How-to guides are recipes, showing users how to achieve something, helping them get something done. A How-to guide has no obligation to teach.
Reference material is descriptive, providing facts about functionality that is isolated from what needs to be done.
Explanation is discussion, helping users gain a deeper or better understanding of Landscape, including how and why Landscape functions the way it does.
For further details on our Diátaxis strategy, see Diátaxis, a new foundation for Canonical documentation.
Improving our documentation and applying the principles of Diátaxis are on-going tasks. There’s a lot to do, and we don’t want to deter anyone from contributing to our docs. If you don’t know whether something should be a tutorial, how-to guide, reference doc or explanatory text, either ask on the forum or publish what you’re thinking. Changes are easy to make, and every contribution helps.
Ways to contribute¶
Most Landscape documentation contributions are made on GitHub. There are several ways you can contribute:
Find an issue or create your own issue to work on
Fix an issue directly and create a pull request (PR)
Report a bug or provide feedback by creating an issue in GitHub
Ask a question or help other Landscape community members on Discourse
How to contribute¶
If you’re new to contributing with Git/GitHub or the command line, see the Getting Started guide from the Canonical Open Documentation Academy for an overview.

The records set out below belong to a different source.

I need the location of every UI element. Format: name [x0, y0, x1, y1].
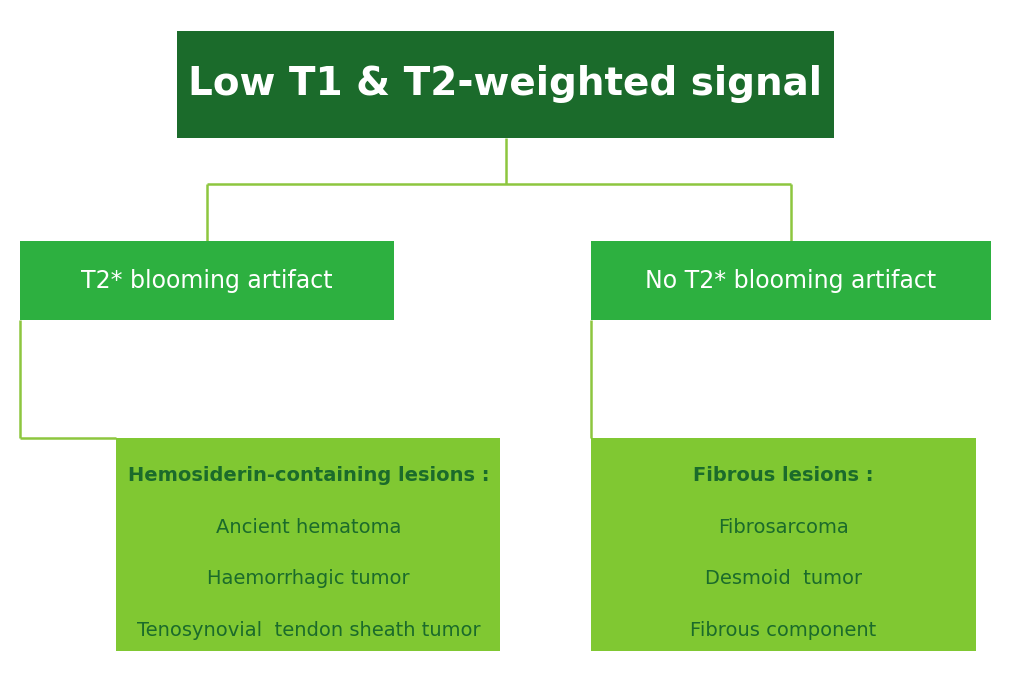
Text: Fibrous lesions :: Fibrous lesions :	[694, 466, 874, 485]
Text: Fibrous component: Fibrous component	[691, 621, 877, 640]
Text: Tenosynovial  tendon sheath tumor: Tenosynovial tendon sheath tumor	[136, 621, 480, 640]
Text: T2* blooming artifact: T2* blooming artifact	[82, 269, 333, 293]
Text: Desmoid  tumor: Desmoid tumor	[705, 569, 862, 588]
Text: No T2* blooming artifact: No T2* blooming artifact	[645, 269, 937, 293]
Text: Hemosiderin-containing lesions :: Hemosiderin-containing lesions :	[127, 466, 489, 485]
Text: Haemorrhagic tumor: Haemorrhagic tumor	[207, 569, 409, 588]
Text: Ancient hematoma: Ancient hematoma	[215, 517, 401, 537]
FancyBboxPatch shape	[116, 438, 500, 651]
Text: Fibrosarcoma: Fibrosarcoma	[718, 517, 849, 537]
FancyBboxPatch shape	[591, 241, 991, 320]
FancyBboxPatch shape	[591, 438, 976, 651]
Text: Low T1 & T2-weighted signal: Low T1 & T2-weighted signal	[188, 65, 823, 103]
FancyBboxPatch shape	[20, 241, 394, 320]
FancyBboxPatch shape	[177, 31, 834, 138]
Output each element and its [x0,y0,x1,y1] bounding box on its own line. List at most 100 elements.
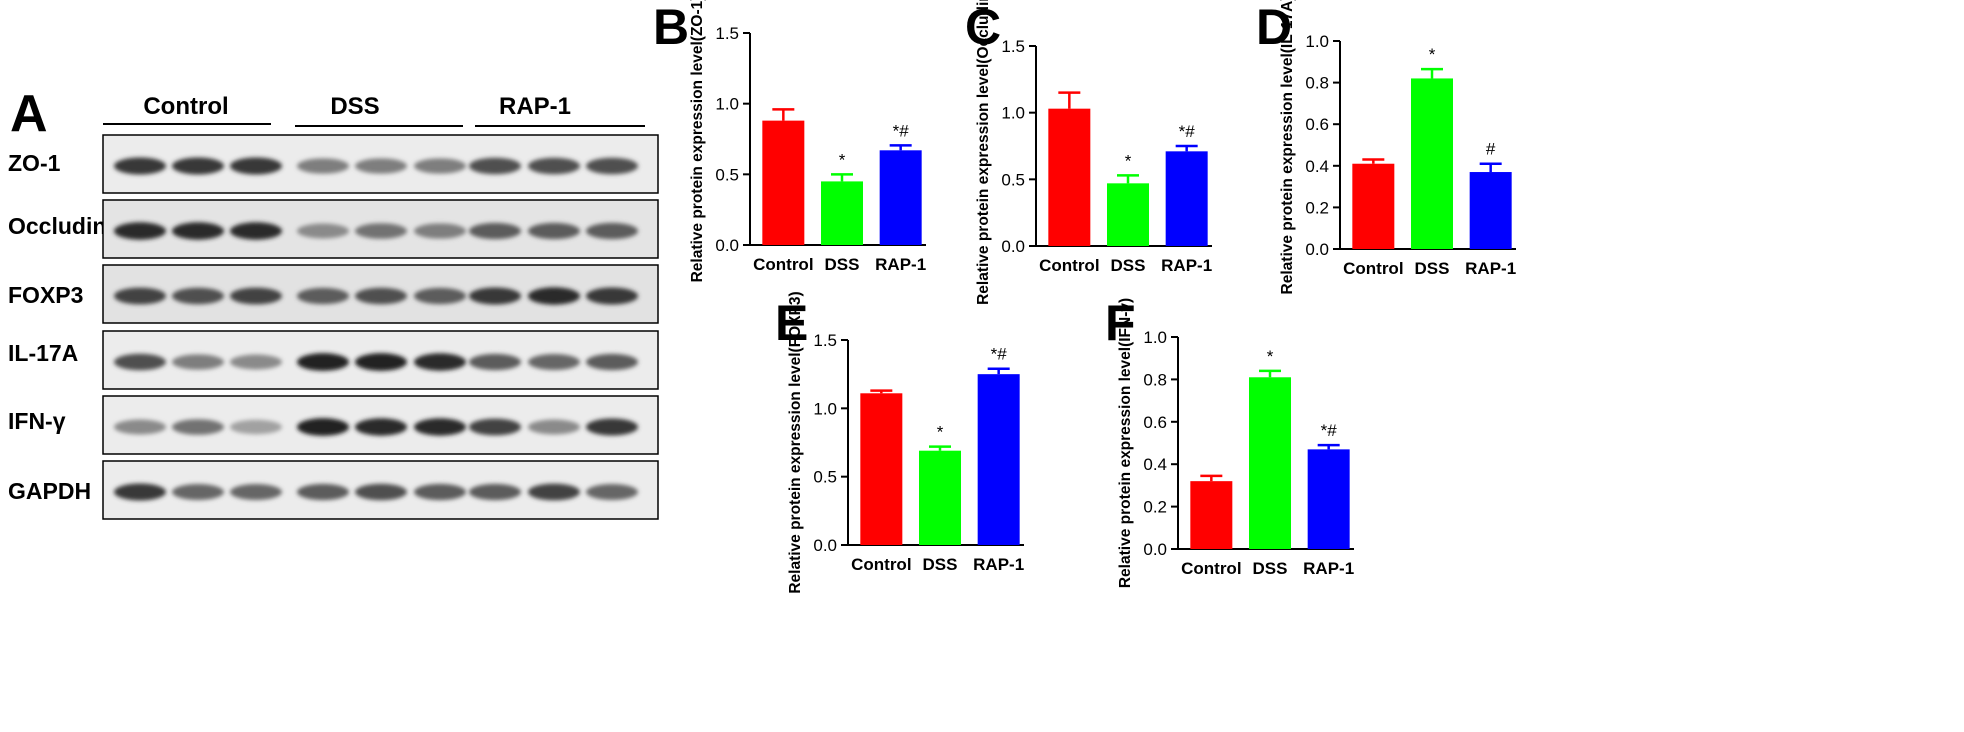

This section provides basic instructions of how to contribute to our documentation and build locally using GitHub and the command line.
Prerequisites¶
To build the documentation locally, you will first need to install some necessary dependencies on your system with the following commands:
sudo apt update
sudo apt install make python3 python3-venv python3-pip
Build, preview, and test the documentation¶
We use make to build, preview, and test the documentation. You can see all the options in the Makefile, but here’s the basic process:
Build¶
To build the docs:
make html
The first time you run this command, it’ll build everything. This includes installing all of the Python dependencies into the Python virtual environment. When you run it again, it’ll only update the changed files. This is usually fine, but sometimes causes issues if you’ve made a lot of structural changes to the documentation. You can also run a clean build, which deletes the existing output files and the Python environment, and then builds the full documentation again.
To run a clean build:
make clean html
Preview¶
After your build succeeds, preview it locally to see how the published documentation will look:
make run
This command builds the documentation and serves it at http://127.0.0.1:8000/. When you change a documentation file and save it, the documentation will be automatically rebuilt and refreshed in the browser.

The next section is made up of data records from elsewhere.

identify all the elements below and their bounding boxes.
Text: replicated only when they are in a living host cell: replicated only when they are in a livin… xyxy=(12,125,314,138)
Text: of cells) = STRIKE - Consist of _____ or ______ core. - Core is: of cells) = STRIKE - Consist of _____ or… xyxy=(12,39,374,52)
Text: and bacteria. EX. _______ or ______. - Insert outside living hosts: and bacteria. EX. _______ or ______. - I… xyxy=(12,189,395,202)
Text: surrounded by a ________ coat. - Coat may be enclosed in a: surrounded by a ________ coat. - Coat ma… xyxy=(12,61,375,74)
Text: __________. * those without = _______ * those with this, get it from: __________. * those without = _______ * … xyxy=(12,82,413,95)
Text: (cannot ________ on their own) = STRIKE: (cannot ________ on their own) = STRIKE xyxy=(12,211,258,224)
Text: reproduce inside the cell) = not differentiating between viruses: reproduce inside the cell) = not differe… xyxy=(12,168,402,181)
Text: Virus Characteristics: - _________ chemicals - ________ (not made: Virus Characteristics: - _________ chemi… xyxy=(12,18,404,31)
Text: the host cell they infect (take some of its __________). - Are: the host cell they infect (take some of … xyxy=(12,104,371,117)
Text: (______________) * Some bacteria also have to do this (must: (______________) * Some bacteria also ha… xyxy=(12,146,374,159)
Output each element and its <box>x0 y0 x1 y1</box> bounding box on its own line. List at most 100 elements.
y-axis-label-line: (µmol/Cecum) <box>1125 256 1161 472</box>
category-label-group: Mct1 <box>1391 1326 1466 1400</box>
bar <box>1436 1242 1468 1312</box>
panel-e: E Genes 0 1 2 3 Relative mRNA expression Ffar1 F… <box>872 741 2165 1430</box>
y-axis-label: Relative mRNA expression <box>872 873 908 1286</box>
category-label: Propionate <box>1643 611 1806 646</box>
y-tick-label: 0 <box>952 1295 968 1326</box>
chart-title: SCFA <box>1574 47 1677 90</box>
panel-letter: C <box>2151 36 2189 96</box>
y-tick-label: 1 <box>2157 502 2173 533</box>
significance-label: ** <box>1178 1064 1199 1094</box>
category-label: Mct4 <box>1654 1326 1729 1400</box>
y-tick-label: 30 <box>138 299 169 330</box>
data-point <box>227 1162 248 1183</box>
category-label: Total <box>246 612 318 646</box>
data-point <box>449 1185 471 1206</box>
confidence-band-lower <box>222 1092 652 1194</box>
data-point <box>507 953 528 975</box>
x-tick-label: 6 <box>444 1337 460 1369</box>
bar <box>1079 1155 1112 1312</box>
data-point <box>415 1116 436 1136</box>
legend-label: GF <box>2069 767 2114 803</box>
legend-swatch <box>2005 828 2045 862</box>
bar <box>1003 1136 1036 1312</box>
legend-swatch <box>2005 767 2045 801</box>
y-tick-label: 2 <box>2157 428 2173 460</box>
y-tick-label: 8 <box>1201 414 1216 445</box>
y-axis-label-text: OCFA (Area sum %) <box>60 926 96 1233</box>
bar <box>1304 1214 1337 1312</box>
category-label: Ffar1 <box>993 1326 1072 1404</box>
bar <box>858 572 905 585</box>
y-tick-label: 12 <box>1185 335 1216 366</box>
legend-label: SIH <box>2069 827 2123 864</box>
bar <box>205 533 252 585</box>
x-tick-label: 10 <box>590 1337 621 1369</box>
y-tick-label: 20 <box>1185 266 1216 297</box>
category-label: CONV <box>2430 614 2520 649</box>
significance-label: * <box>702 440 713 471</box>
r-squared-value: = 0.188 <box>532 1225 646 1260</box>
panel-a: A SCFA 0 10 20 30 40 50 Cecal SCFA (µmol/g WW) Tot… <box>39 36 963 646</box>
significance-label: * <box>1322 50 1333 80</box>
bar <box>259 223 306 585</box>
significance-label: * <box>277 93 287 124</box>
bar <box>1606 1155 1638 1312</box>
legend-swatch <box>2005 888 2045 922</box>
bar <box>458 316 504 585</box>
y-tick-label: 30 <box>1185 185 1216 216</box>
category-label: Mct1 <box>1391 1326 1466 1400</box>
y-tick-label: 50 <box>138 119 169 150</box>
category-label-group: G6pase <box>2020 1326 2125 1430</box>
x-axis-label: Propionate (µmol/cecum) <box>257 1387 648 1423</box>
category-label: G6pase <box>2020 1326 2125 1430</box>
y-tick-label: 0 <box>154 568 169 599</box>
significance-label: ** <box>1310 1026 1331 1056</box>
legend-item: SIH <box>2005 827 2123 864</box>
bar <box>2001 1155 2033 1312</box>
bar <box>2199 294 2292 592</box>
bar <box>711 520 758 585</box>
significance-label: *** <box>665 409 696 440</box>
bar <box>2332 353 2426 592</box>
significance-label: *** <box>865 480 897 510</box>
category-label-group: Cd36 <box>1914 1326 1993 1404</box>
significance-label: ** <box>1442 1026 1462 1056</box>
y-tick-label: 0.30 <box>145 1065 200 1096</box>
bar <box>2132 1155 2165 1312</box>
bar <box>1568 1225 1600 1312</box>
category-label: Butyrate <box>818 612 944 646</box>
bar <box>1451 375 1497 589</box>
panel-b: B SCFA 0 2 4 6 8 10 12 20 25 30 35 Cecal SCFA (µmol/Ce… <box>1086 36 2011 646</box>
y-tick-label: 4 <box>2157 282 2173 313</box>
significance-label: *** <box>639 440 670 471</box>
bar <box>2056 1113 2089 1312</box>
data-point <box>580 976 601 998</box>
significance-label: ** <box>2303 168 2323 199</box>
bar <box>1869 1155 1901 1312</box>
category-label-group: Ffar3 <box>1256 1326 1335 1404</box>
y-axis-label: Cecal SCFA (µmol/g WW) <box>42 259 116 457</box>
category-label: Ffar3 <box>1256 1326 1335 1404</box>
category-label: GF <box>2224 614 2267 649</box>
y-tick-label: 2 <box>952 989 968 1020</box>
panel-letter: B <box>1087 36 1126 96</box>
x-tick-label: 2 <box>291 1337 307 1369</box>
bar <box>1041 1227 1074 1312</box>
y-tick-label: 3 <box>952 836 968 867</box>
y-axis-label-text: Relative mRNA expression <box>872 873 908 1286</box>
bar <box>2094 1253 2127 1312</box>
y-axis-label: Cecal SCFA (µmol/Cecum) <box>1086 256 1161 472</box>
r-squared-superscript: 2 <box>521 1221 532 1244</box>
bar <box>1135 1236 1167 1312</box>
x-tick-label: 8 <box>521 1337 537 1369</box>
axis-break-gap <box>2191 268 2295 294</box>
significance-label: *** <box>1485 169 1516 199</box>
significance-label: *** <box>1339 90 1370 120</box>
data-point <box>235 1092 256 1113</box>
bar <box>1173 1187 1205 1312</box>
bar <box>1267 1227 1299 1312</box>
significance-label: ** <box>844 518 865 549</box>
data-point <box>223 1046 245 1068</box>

Previewing the docs makes it easier to see how the finalized, published documentation will look. For most changes, you should preview your docs so you can make sure everything (especially the formatting) looks as you expected it to.
Test¶
You can do this before or after previewing the docs. We have two main tests which need to pass for our documentation:
make spelling
make linkcheck
These tests make sure everything is spelled correctly and that all links go to a valid URL. Note that these tests will also be run automatically on your pull request in GitHub.
Submit a pull request¶
Once you’ve finished creating and testing your changes, create a pull request against the Landscape documentation repository.
Your submitted issues and pull requests will be reviewed in due time. If you submit a PR, we have some automatic checks that will run against your PR to check for consistent style and language. However, don’t let this be a barrier to your contribution. You can still submit contributions to the best of your ability, and if something is inconsistent, we’ll help you fix it.